November 6, 2025
Reward shaping in multi-agent reinforcement learning (MARL) for complex tasks remains a significant challenge. Existing approaches often fail to find optimal solutions or cannot efficiently handle such tasks. We propose HYPRL, a specification-guided reinforcement learning framework that learns control policies w.r.t. hyperproperties expressed in HyperLTL. Hyperproperties constitute a powerful formalism for specifying objectives and constraints over sets of execution traces across agents. To learn policies that maximize the satisfaction of a HyperLTL formula, we apply Skolemization to manage quantifier alternations and define quantitative robustness functions to shape rewards over execution traces of a Markov decision process with unknown transitions. A suitable RL algorithm is then used to learn policies that collectively maximize the expected reward and, consequently, increase the probability of satisfying the formula.

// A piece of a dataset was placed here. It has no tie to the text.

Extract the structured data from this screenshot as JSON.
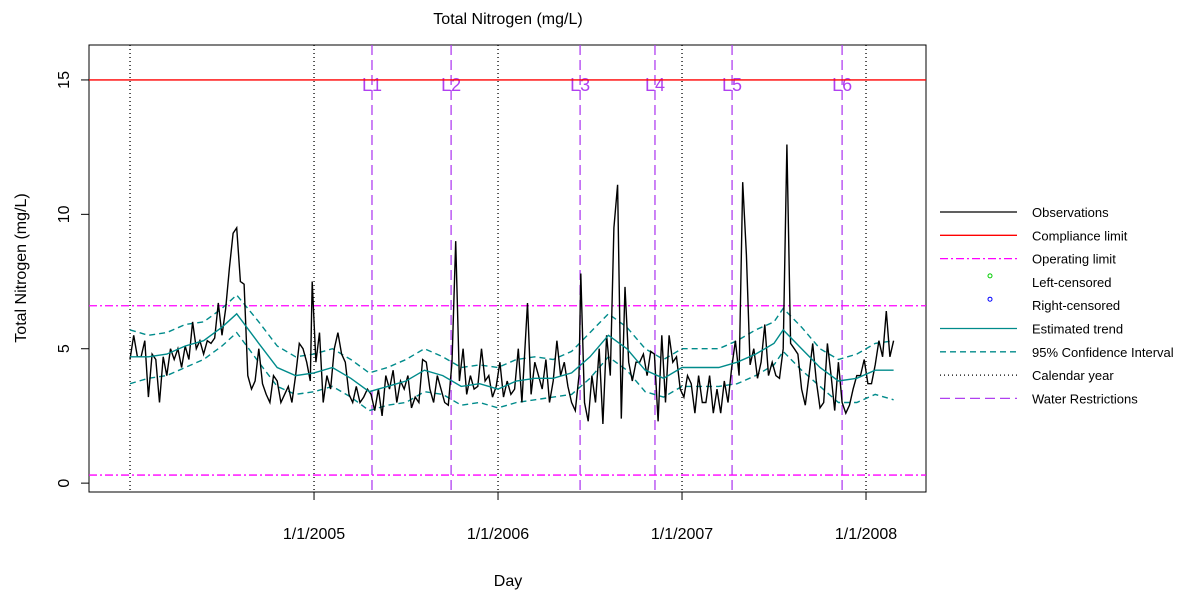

We evaluate HYPRL on a diverse set of benchmarks, including safety-aware planning, Deep Sea Treasure, and the Post Correspondence Problem. We also compare with specification-driven baselines to demonstrate the effectiveness and efficiency of HYPRL.
About Tzu-Han Hsu
Tzu-Han Hsu is a sixth-year Ph.D. candidate in Computer Science and Engineering at Michigan State University, advised by Dr. Borzoo Bonakdarpour. Her research develops automated and formal verification techniques to ensure the reliability and trustworthiness of software systems. She focuses on hyperproperties, a specification framework for reasoning about relationships among multiple program executions, which provides a powerful foundation for modeling and verifying security, privacy, and consistency requirements in concurrent and distributed systems. Her work has appeared in leading venues such as NeurIPS, CAV, TACAS, and CSF, and received the Best Research Award at the MSU Graduate School Research Symposium in 2024. Currently, she explores the use of hyperproperties in program enforcement, automated repair, reinforcement learning, and program synthesis.